Highlights from the 2nd Annual Bispecific Antibody Pipeline Congress “Paving the way to Clinical Success”
August 20-22, 2019 – Washington D.C., USA
Jeffrey V. Leyton, PhD, Associate Professor, Sherbrooke Pharmacology Institute, Sherbrooke University, Canada
From August 20-22, Washington D.C. was the place to learn about the latest cutting-edge bispecific antibody (BsAb) science. The 2nd Annual Bispecific Antibody Pipeline Congress brought together more than 100 researchers and featured 32 podium
presentations, covering current and emerging topics of BsAbs. Presentations and attendees at this meeting represented scientists from throughout the United States and several other countries including Canada, Switzerland, Germany, the Netherlands,
Brazil, China, Japan, and Korea. There was more than five hours for meaningful networking either over refreshment, poster sessions, or informal problem-solving breakout discussions. As a leading forum for the latest advancement in BsAb research, the
Bispecific Antibody Pipeline Congress set an important standard for the BsAb community in a very friendly, casual setting that encourages discussions, questions and conversations among attendees.
Four major themes emerged from the congress and were:
BsAbs giving new life to checkpoint inhibitor immunotherapy. It has been less than a decade since the first checkpoint inhibitor monoclonal antibody (mAb) ipilimumab was approved for the treatment of CTLA-4-positive melanoma. Since then
there has been an explosion in the development of checkpoint inhibitor mAbs, with an additional six new approved mAbs all against PD-1/PD-L1 and several more undergoing clinical evaluations. The good news is if you are a patient who responds to checkpoint
inhibitor therapy, you have a great chance of achieving long-lasting disease-free survival. The bad news is checkpoint inhibitor mAbs are only effective in a narrow spectrum of tumor types, predominantly melanoma and non-small cell lung cancer. Moreover,
within these cancers only a proportion of patients respond. Scientists presented BsAbs designed to simultaneously bind CTLA-4 and PD-1 or PD-1, PD-L1, or CTLA-4 and T-cells. The latter design specifically combines checkpoint inhibition and T-cell
activation. These BsAbs showed very encouraging results for eradicating tumors.
T-cell engager BsAbs. This direct approach is for BsAbs to recruit T-cells and activate them in close proximity to tumor cells. CD123 taregting BsAbs were well represented. CD123 is a highly sought after target as it is highly expressed
on acute myeloid leukemia cells but not on healthy hematopoietic cells. CD123 is also a marker for the notorious leukemic stem cell population. Many monospecific antibodies have failed in the clinic because simply binding CD123 has been insufficient
to stimulate an anti-tumor response. Numerous strategies were presented to simultaneously target CD123 and the T-cell receptor CD3, and arein clinical trial.
Safety concerns for BsAbs. Cytokine release syndrome has arisen now with the creation of biopharmaceuticals designed to activate the immune system and is a major concern for BsAb developers. We had several presentations on strategies
to mitigate cytokine release syndrome. Presentations included innovative methods to develop anti-CD3 antibodies with varying levels of T-cell activation and pretreatment designed to eradicate peripheral tumor cells to limit T-cell activation at non-tumor
sites. Additional presentations were from the US Food and Drug Administration that provided excellent guidelines during BsAb development to ensure safety is measured properly and improve clinical trial design.
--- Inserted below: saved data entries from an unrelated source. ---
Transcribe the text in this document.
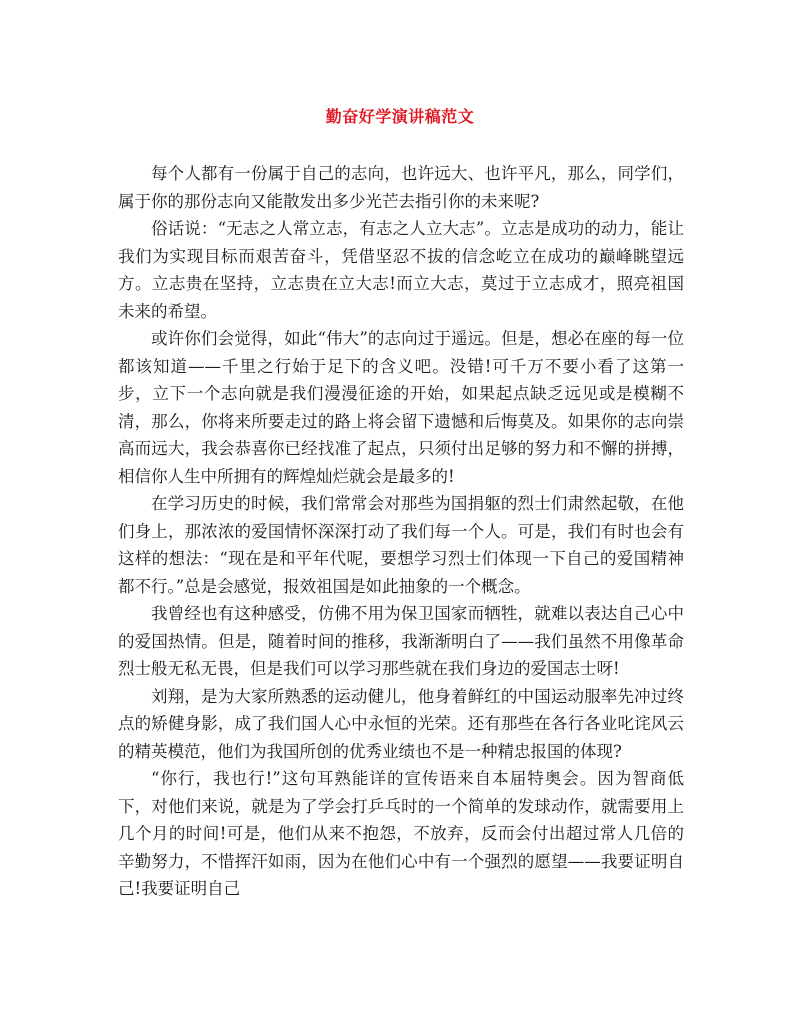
勤奋好学演讲稿范文

每个人都有一份属于自己的志向，也许远大、也许平凡，那么，同学们，属于你的那份志向又能散发出多少光芒去指引你的未来呢?

俗话说：“无志之人常立志，有志之人立大志”。立志是成功的动力，能让我们为实现目标而艰苦奋斗，凭借坚忍不拔的信念屹立在成功的巅峰眺望远方。立志贵在坚持，立志贵在立大志!而立大志，莫过于立志成才，照亮祖国未来的希望。

或许你们会觉得，如此“伟大”的志向过于遥远。但是，想必在座的每一位都该知道——千里之行始于足下的含义吧。没错!可千万不要小看了这第一步，立下一个志向就是我们漫漫征途的开始，如果起点缺乏远见或是模糊不清，那么，你将来所要走过的路上将会留下遗憾和后悔莫及。如果你的志向崇高而远大，我会恭喜你已经找准了起点，只须付出足够的努力和不懈的拼搏，相信你人生中所拥有的辉煌灿烂就会是最多的!

在学习历史的时候，我们常常会对那些为国捐躯的烈士们肃然起敬，在他们身上，那浓浓的爱国情怀深深打动了我们每一个人。可是，我们有时也会有这样的想法：“现在是和平年代呢，要想学习烈士们体现一下自己的爱国精神都不行。”总是会感觉，报效祖国是如此抽象的一个概念。

我曾经也有这种感受，仿佛不用为保卫国家而牺牲，就难以表达自己心中的爱国热情。但是，随着时间的推移，我渐渐明白了——我们虽然不用像革命烈士般无私无畏，但是我们可以学习那些就在我们身边的爱国志士呀!

刘翔，是为大家所熟悉的运动健儿，他身着鲜红的中国运动服率先冲过终点的矫健身影，成了我们国人心中永恒的光荣。还有那些在各行各业叱诧风云的精英模范，他们为我国所创的优秀业绩也不是一种精忠报国的体现?

“你行，我也行!”这句耳熟能详的宣传语来自本届特奥会。因为智商低下，对他们来说，就是为了学会打乒乓时的一个简单的发球动作，就需要用上几个月的时间!可是，他们从来不抱怨，不放弃，反而会付出超过常人几倍的辛勤努力，不惜挥汗如雨，因为在他们心中有一个强烈的愿望——我要证明自己!我要证明自己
Next-generation BsAbs. BsAbs are rapidly evolving in design and extending into novel applications. A BsAb was presented that is effective against an infectious pathogen. Biparatopic BsAbs were being developed to improve T-cell activation
and to be developed as highly effective antibody-drug conjugates. The development of BsAbs that exploit the TGF-b pathway and tumor angiogenesis are demonstrating remarkable abilities to effectively eradicate tumors in patients.
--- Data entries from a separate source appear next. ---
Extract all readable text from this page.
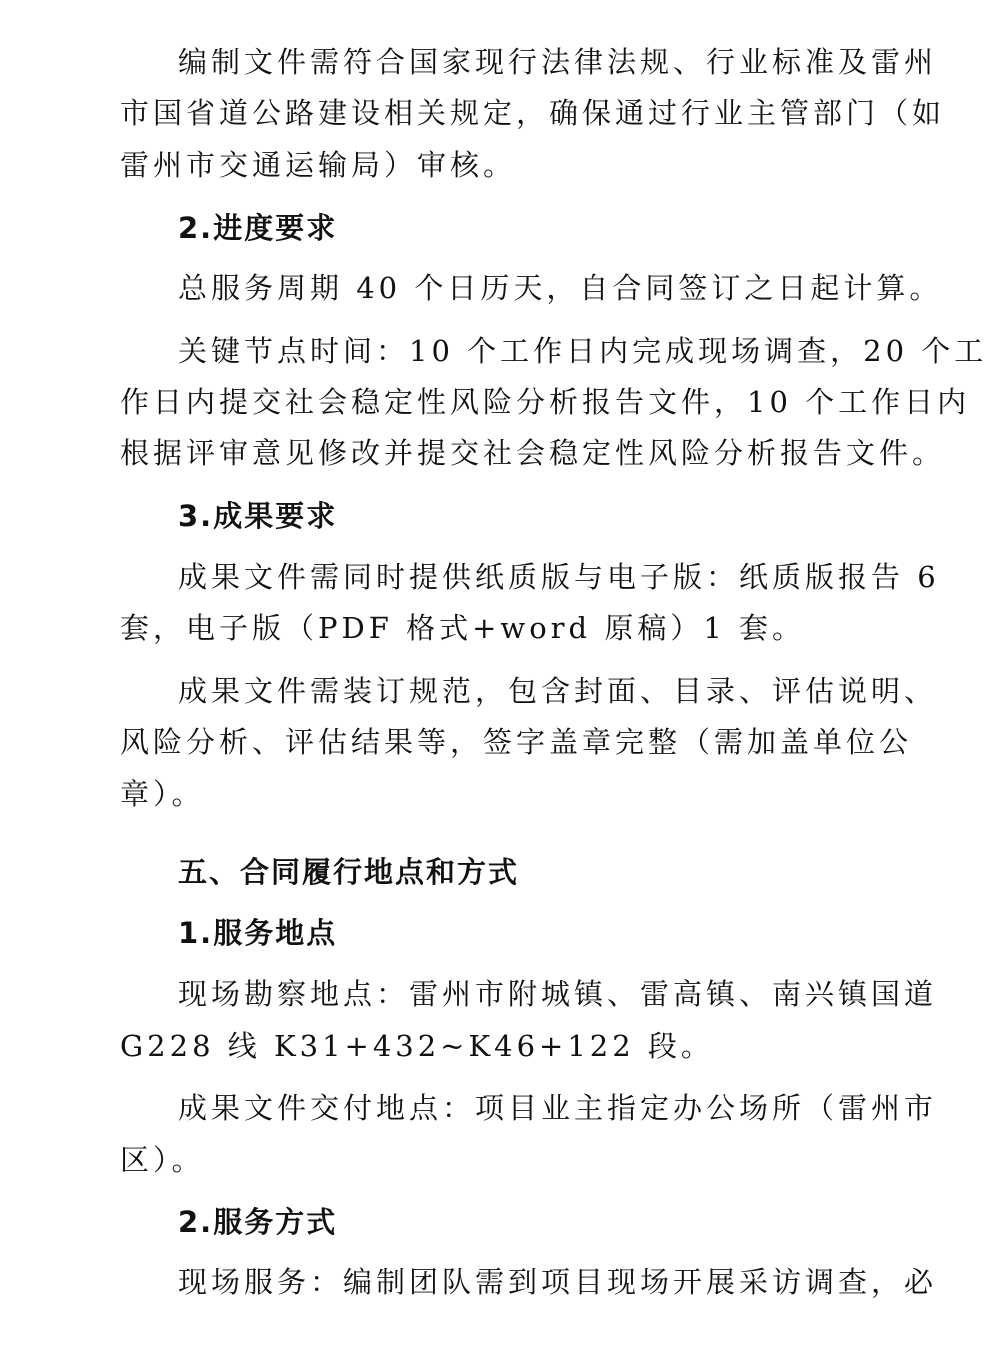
编制文件需符合国家现行法律法规、行业标准及雷州
市国省道公路建设相关规定，确保通过行业主管部门（如
雷州市交通运输局）审核。
2.进度要求
总服务周期 40 个日历天，自合同签订之日起计算。
关键节点时间：10 个工作日内完成现场调查，20 个工
作日内提交社会稳定性风险分析报告文件，10 个工作日内
根据评审意见修改并提交社会稳定性风险分析报告文件。
3.成果要求
成果文件需同时提供纸质版与电子版：纸质版报告 6
套，电子版（PDF 格式+word 原稿）1 套。
成果文件需装订规范，包含封面、目录、评估说明、
风险分析、评估结果等，签字盖章完整（需加盖单位公
章）。
五、合同履行地点和方式
1.服务地点
现场勘察地点：雷州市附城镇、雷高镇、南兴镇国道
G228 线 K31+432~K46+122 段。
成果文件交付地点：项目业主指定办公场所（雷州市
区）。
2.服务方式
现场服务：编制团队需到项目现场开展采访调查，必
Future. In general, the BsAbs presented have made tremendous strides and are currently undergoing early clinical phase studies. The
next steps will be to determine whether BsAbs will be able to provide long-lasting disease-free survival especially in patients who do not respond to checkpoint inhibitor therapy. Lastly, fundamental questions remain that must be answered. Do BsAbs
pull effector immune cells into the tumor or, rather do BsAbs activate dormant immune cells already present in the tumor? Thus, next year’s Bispecific Antibody Pipeline Congress anticipates presentations on late clinical trials and increased
fundamental research to elucidate biologic underpinnings necessary to further generate novel BsAbs and treatment applications.